The Cubans are behind.
Given the shortage of equipment, skills training from outside the island and lack of public space, it is no wonder that Cuban skaters are not keeping up with their counterparts abroad.
The Havana skate community is estimated to hover around 400 to 500. There is one skate park on the entire island; most skating is done freestyle, or on makeshift installations in public spaces. There are no skate shops in Cuba, although there’s a rumor that some of the island’s surf shops do sell skateboards. Still, at around $40 a pop, skateboards can represent three to four months of wages for the average Cuban.
Puerto Rican mural artist Sofia Maldonado is joining a growing effort to bridge the divide between the Cuban skating community and the rest of the world. Maldonado, 24, launched her most recent collection, Tropical Storm in May 2008 at the Magnan Emrich gallery in New York shortly after receiving her Masters in Fine Arts from the Pratt Institute in Brooklyn, New York. She launched the outline for her next project Skate My Patria, last weekend in New York at PINTA; the Modern and Contemporary Latin American Art Fair.
Through Skate My Patria, Maldonado plans to deliver 200 boards and skate equipment to Cuban skaters when she travels to the island on an artist visa this March. But this is not a charity trip—”I’m not going to just give [the boards] away. I’m not Santa Claus,” says Maldonado. “I want to get feedback, I want information on [Cuba’s skate] culture.” Maldonado will be traveling with a pro-skater from Puerto Rico and a cameraman. She plans on conducting skate clinics and documenting the trip for a future exhibition.
The clinics, she hopes, will be especially helpful as “Cubans are behind in tricks.” The reason for this being, not only a lack of skate parks, but also an unwillingness to risk breaking the boards—a common casualty among pro-skaters.
To fund the project, Maldonado is raising money by auctioning her art. At PINTA’s silent auction, she sold a canvass painting (a collaborative effort between herself, other artists and fellow skaters) for $1,100. She will be auctioning other items at Miami’s Basel art festival in December, and is currently selling a line of bags at skate shops in New York.
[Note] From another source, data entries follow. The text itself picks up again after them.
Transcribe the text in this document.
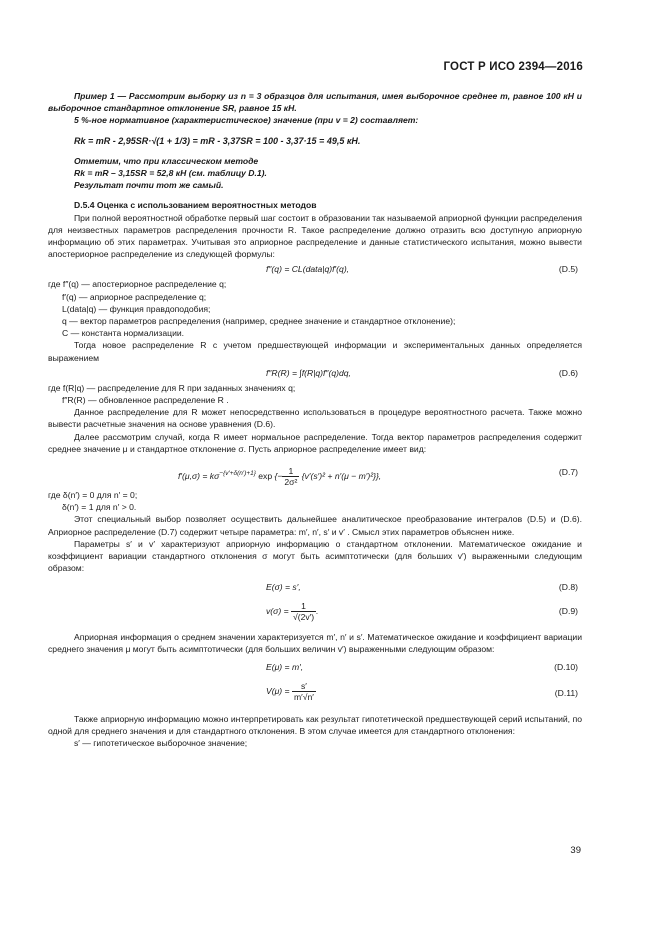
ГОСТ Р ИСО 2394—2016

Пример 1 — Рассмотрим выборку из n = 3 образцов для испытания, имея выборочное среднее m, равное 100 кН и выборочное стандартное отклонение SR, равное 15 кН.

5 %-ное нормативное (характеристическое) значение (при v = 2) составляет:

Rk = mR - 2,95SR·√(1 + 1/3) = mR - 3,37SR = 100 - 3,37·15 = 49,5 кН.

Отметим, что при классическом методе

Rk = mR – 3,15SR = 52,8 кН (см. таблицу D.1).

Результат почти тот же самый.

D.5.4 Оценка с использованием вероятностных методов

При полной вероятностной обработке первый шаг состоит в образовании так называемой априорной функции распределения для неизвестных параметров распределения прочности R. Такое распределение должно отразить всю доступную априорную информацию об этих параметрах. Учитывая это априорное распределение и данные статистического испытания, можно вывести апостериорное распределение из следующей формулы:

f″(q) = CL(data|q)f′(q),	(D.5)

где f″(q) — апостериорное распределение q;

f′(q) — априорное распределение q;

L(data|q) — функция правдоподобия;

q — вектор параметров распределения (например, среднее значение и стандартное отклонение);

C — константа нормализации.

Тогда новое распределение R с учетом предшествующей информации и экспериментальных данных определяется выражением

f″R(R) = ∫f(R|q)f″(q)dq,	(D.6)

где f(R|q) — распределение для R при заданных значениях q;

f″R(R) — обновленное распределение R .

Данное распределение для R может непосредственно использоваться в процедуре вероятностного расчета. Также можно вывести расчетные значения на основе уравнения (D.6).

Далее рассмотрим случай, когда R имеет нормальное распределение. Тогда вектор параметров распределения содержит среднее значение μ и стандартное отклонение σ. Пусть априорное распределение имеет вид:

$f'(\mu,\sigma) = k\sigma^{-\{v'+\delta(n')+1\}}$ exp {− $\frac{1}{\text{2σ²}} \{v'(s')^2 + n'(\mu - m')^2\}$},	(D.7)

где δ(n′) = 0 для n′ = 0;

δ(n′) = 1 для n′ > 0.

Этот специальный выбор позволяет осуществить дальнейшее аналитическое преобразование интегралов (D.5) и (D.6). Априорное распределение (D.7) содержит четыре параметра: m′, n′, s′ и v′ . Смысл этих параметров объяснен ниже.

Параметры s′ и v′ характеризуют априорную информацию о стандартном отклонении. Математическое ожидание и коэффициент вариации стандартного отклонения σ могут быть асимптотически (для больших v′) выраженными следующим образом:

E(σ) = s′,	(D.8)
$v(\sigma) = \frac{1}{√(2v')}$ .	(D.9)

Априорная информация о среднем значении характеризуется m′, n′ и s′. Математическое ожидание и коэффициент вариации среднего значения μ могут быть асимптотически (для больших величин v′) выраженными следующим образом:

E(μ) = m′,	(D.10)
$V(\mu) = \frac{s'}{m'√n'}$	(D.11)

Также априорную информацию можно интерпретировать как результат гипотетической предшествующей серий испытаний, по одной для среднего значения и для стандартного отклонения. В этом случае имеется для стандартного отклонения:

s′ — гипотетическое выборочное значение;

39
Maldonado is not the first to embark on such a project. She is joining an already vibrant international community of skaters who have traveled to Cuba and documented what one artist calls “The Cuban Skateboarding Crisis.”
Maldonado, who is half-Cuban, says her project aims to “re-establish links between the sister islands” of Puerto Rico and Cuba. She was drawn to Cuba, in part as a reaction against the commercial nature of skating in the U.S. “Skate culture in the U.S. is very capitalistic and all about branding and sponsorship,” she says, adding that many young skaters in the U.S. are as preoccupied with what company would sponsor them as with skating as a sport. “There’s none of that in Cuba,” she said. “There, people skate for the love of skating.”
Much of her art has centered around skating and the culture surrounding it, but for Maldonado, skating is a hobby, an “escape” more than anything. “It’s very liberating to skate and let the street take you. I imagine skating in Cuba is the same. It seems like they could use that escape.”